Swift Color space different on iPhone 5 compared to iPhone 5s or 5se


I click on an image to return a pixel colour. This works fine but I have found out that it doesn't work on iPhone 5. It works on iPhone 5s, 5SE and all other sizes. I do not understand why.
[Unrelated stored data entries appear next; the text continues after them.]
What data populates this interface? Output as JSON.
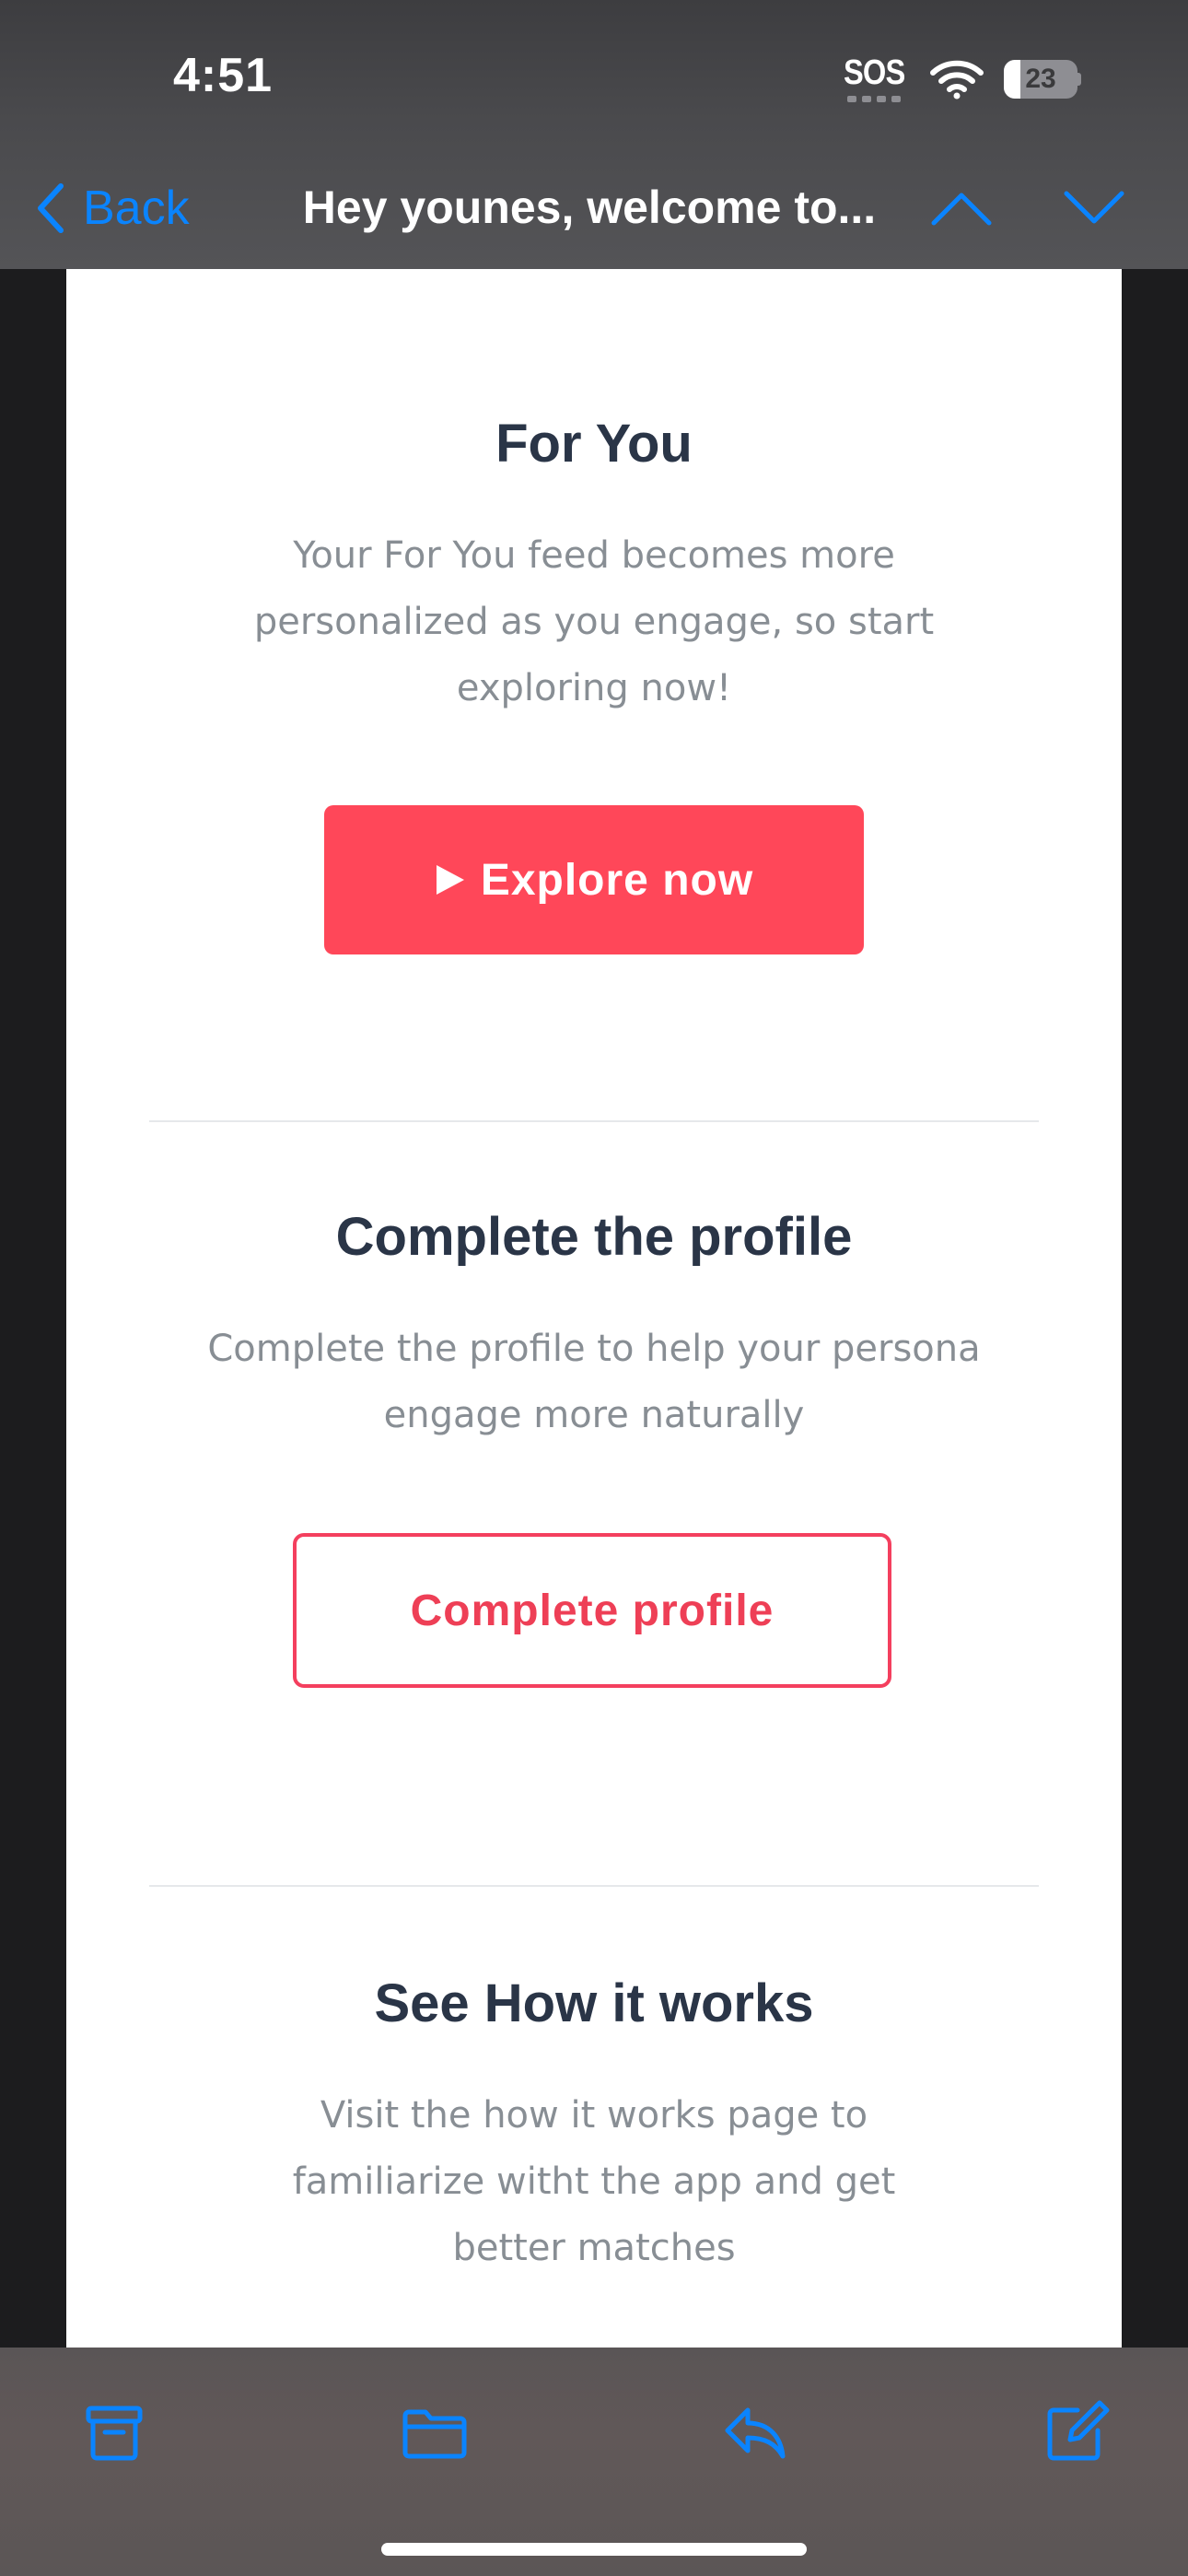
{
  "status_bar": {
    "time": "4:51",
    "sos_label": "SOS",
    "battery_level": "23"
  },
  "nav": {
    "back_label": "Back",
    "title": "Hey younes, welcome to..."
  },
  "email": {
    "for_you": {
      "title": "For You",
      "text": "Your For You feed becomes more personalized as you engage, so start exploring now!",
      "button_label": "Explore now"
    },
    "complete_profile": {
      "title": "Complete the profile",
      "text": "Complete the profile to help your persona engage more naturally",
      "button_label": "Complete profile"
    },
    "how_it_works": {
      "title": "See How it works",
      "text": "Visit the how it works page to familiarize witht the app and get better matches"
    }
  },
  "toolbar": {
    "icons": [
      "archive-icon",
      "folder-icon",
      "reply-icon",
      "compose-icon"
    ]
  },
  "colors": {
    "accent": "#0a84ff",
    "brand": "#ff4759",
    "heading": "#2a3547",
    "body_text": "#888e94"
  }
}
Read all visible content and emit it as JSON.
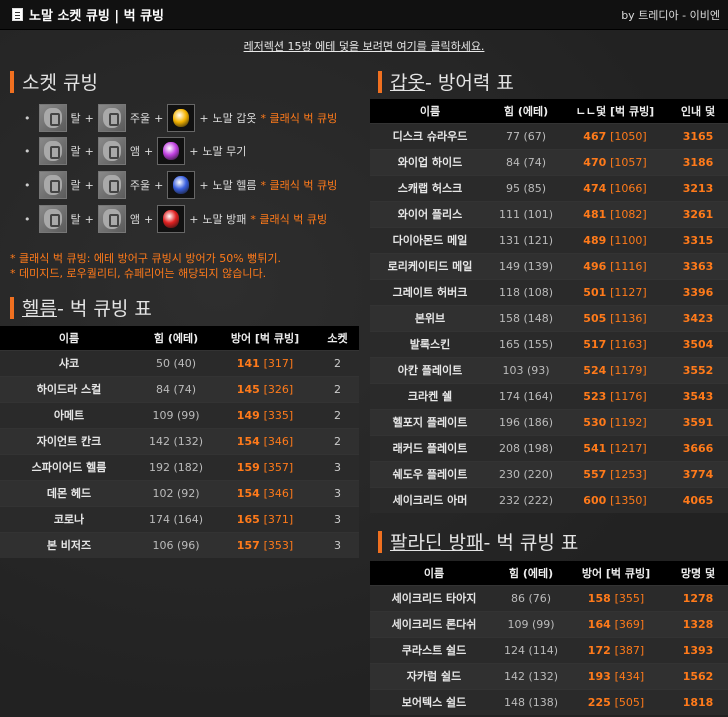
{
  "header": {
    "title": "노말 소켓 큐빙 | 벅 큐빙",
    "byline": "by 트레디아 - 이비엔"
  },
  "notice": "레저렉션 15방 에테 덫을 보려면 여기를 클릭하세요.",
  "socket_section": {
    "title": "소켓 큐빙",
    "rows": [
      {
        "rune1": "탈",
        "rune2": "주울",
        "gem_color": "#f5b400",
        "result": "노말 갑옷",
        "note": "* 클래식 벅 큐빙"
      },
      {
        "rune1": "랄",
        "rune2": "앰",
        "gem_color": "#c040e0",
        "result": "노말 무기",
        "note": ""
      },
      {
        "rune1": "랄",
        "rune2": "주울",
        "gem_color": "#3a60e0",
        "result": "노말 헬름",
        "note": "* 클래식 벅 큐빙"
      },
      {
        "rune1": "탈",
        "rune2": "앰",
        "gem_color": "#e02020",
        "result": "노말 방패",
        "note": "* 클래식 벅 큐빙"
      }
    ],
    "notes": [
      "* 클래식 벅 큐빙: 에테 방어구 큐빙시 방어가 50% 뻥튀기.",
      "* 데미지드, 로우퀄리티, 슈페리어는 해당되지 않습니다."
    ]
  },
  "helm_section": {
    "title_main": "헬름",
    "title_rest": " - 벅 큐빙 표",
    "columns": [
      "이름",
      "힘 (에테)",
      "방어 [벅 큐빙]",
      "소켓"
    ],
    "rows": [
      {
        "name": "샤코",
        "str": "50 (40)",
        "def": "141",
        "buck": "[317]",
        "socket": "2"
      },
      {
        "name": "하이드라 스컬",
        "str": "84 (74)",
        "def": "145",
        "buck": "[326]",
        "socket": "2"
      },
      {
        "name": "아메트",
        "str": "109 (99)",
        "def": "149",
        "buck": "[335]",
        "socket": "2"
      },
      {
        "name": "자이언트 칸크",
        "str": "142 (132)",
        "def": "154",
        "buck": "[346]",
        "socket": "2"
      },
      {
        "name": "스파이어드 헬름",
        "str": "192 (182)",
        "def": "159",
        "buck": "[357]",
        "socket": "3"
      },
      {
        "name": "데몬 헤드",
        "str": "102 (92)",
        "def": "154",
        "buck": "[346]",
        "socket": "3"
      },
      {
        "name": "코로나",
        "str": "174 (164)",
        "def": "165",
        "buck": "[371]",
        "socket": "3"
      },
      {
        "name": "본 비저즈",
        "str": "106 (96)",
        "def": "157",
        "buck": "[353]",
        "socket": "3"
      }
    ]
  },
  "armor_section": {
    "title_main": "갑옷",
    "title_rest": " - 방어력 표",
    "columns": [
      "이름",
      "힘 (에테)",
      "ㄴㄴ덫 [벅 큐빙]",
      "인내 덫"
    ],
    "rows": [
      {
        "name": "디스크 슈라우드",
        "str": "77 (67)",
        "def": "467",
        "buck": "[1050]",
        "ext": "3165"
      },
      {
        "name": "와이업 하이드",
        "str": "84 (74)",
        "def": "470",
        "buck": "[1057]",
        "ext": "3186"
      },
      {
        "name": "스캐랩 허스크",
        "str": "95 (85)",
        "def": "474",
        "buck": "[1066]",
        "ext": "3213"
      },
      {
        "name": "와이어 플리스",
        "str": "111 (101)",
        "def": "481",
        "buck": "[1082]",
        "ext": "3261"
      },
      {
        "name": "다이아몬드 메일",
        "str": "131 (121)",
        "def": "489",
        "buck": "[1100]",
        "ext": "3315"
      },
      {
        "name": "로리케이티드 메일",
        "str": "149 (139)",
        "def": "496",
        "buck": "[1116]",
        "ext": "3363"
      },
      {
        "name": "그레이트 허버크",
        "str": "118 (108)",
        "def": "501",
        "buck": "[1127]",
        "ext": "3396"
      },
      {
        "name": "본위브",
        "str": "158 (148)",
        "def": "505",
        "buck": "[1136]",
        "ext": "3423"
      },
      {
        "name": "발록스킨",
        "str": "165 (155)",
        "def": "517",
        "buck": "[1163]",
        "ext": "3504"
      },
      {
        "name": "아칸 플레이트",
        "str": "103 (93)",
        "def": "524",
        "buck": "[1179]",
        "ext": "3552"
      },
      {
        "name": "크라켄 쉘",
        "str": "174 (164)",
        "def": "523",
        "buck": "[1176]",
        "ext": "3543"
      },
      {
        "name": "헬포지 플레이트",
        "str": "196 (186)",
        "def": "530",
        "buck": "[1192]",
        "ext": "3591"
      },
      {
        "name": "래커드 플레이트",
        "str": "208 (198)",
        "def": "541",
        "buck": "[1217]",
        "ext": "3666"
      },
      {
        "name": "쉐도우 플레이트",
        "str": "230 (220)",
        "def": "557",
        "buck": "[1253]",
        "ext": "3774"
      },
      {
        "name": "세이크리드 아머",
        "str": "232 (222)",
        "def": "600",
        "buck": "[1350]",
        "ext": "4065"
      }
    ]
  },
  "shield_section": {
    "title_main": "팔라딘 방패",
    "title_rest": " - 벅 큐빙 표",
    "columns": [
      "이름",
      "힘 (에테)",
      "방어 [벅 큐빙]",
      "망명 덫"
    ],
    "rows": [
      {
        "name": "세이크리드 타아지",
        "str": "86 (76)",
        "def": "158",
        "buck": "[355]",
        "ext": "1278"
      },
      {
        "name": "세이크리드 론다쉬",
        "str": "109 (99)",
        "def": "164",
        "buck": "[369]",
        "ext": "1328"
      },
      {
        "name": "쿠라스트 쉴드",
        "str": "124 (114)",
        "def": "172",
        "buck": "[387]",
        "ext": "1393"
      },
      {
        "name": "자카럼 쉴드",
        "str": "142 (132)",
        "def": "193",
        "buck": "[434]",
        "ext": "1562"
      },
      {
        "name": "보어텍스 쉴드",
        "str": "148 (138)",
        "def": "225",
        "buck": "[505]",
        "ext": "1818"
      }
    ]
  }
}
The following code give red and blue as nan on iPhone 5.

//  returns the color data of the pixel at the currently selected point

func getPixelColorAtPoint(_ point:CGPoint)-> UIColor{
 let pixel = UnsafeMutablePointer<CGFloat>.allocate(capacity: 4)
 let colorSpace = CGColorSpaceCreateDeviceRGB()
 let bitmapInfo = CGBitmapInfo(rawValue: CGImageAlphaInfo.premultipliedLast.rawValue)
 if let context = CGContext(data: pixel, width: 1, height: 1, bitsPerComponent: 8, bytesPerRow: 4, space: colorSpace, bitmapInfo: bitmapInfo.rawValue){
   context.translateBy(x: -point.x, y: -point.y)
   torsoImage.layer.render(in: context)
 }
 let pColor:UIColor = UIColor(red: CGFloat(pixel[0])/255.0, green: CGFloat(pixel[1])/255.0, blue: CGFloat(pixel[2])/255.0, alpha: CGFloat(pixel[3])/255.0)

 pixel.deallocate(capacity: 4)
 print("Colour touch is \(pColor)")
 return pColor
}

//Colour touch is UIExtendedSRGBColorSpace nan 1.94443e+12 nan 1.48678e-42

Solution

  • CGContext(data: pixel, width: 1, height: 1, bitsPerComponent: 8, bytesPerRow: 4, ...)
    

    creates a graphics context which is backed up by four bytes (one for each color component), therefore you have to pass an array of UInt8:

    let pixel = UnsafeMutablePointer<UInt8>.allocate(capacity: 4)
    

    What happens in your case is that only the first 4 bytes of the first CGFloat will be set, all remaining data is undefined (and might result in nan or some arbitrary value). Even if you don't get nan, the values will be wrong.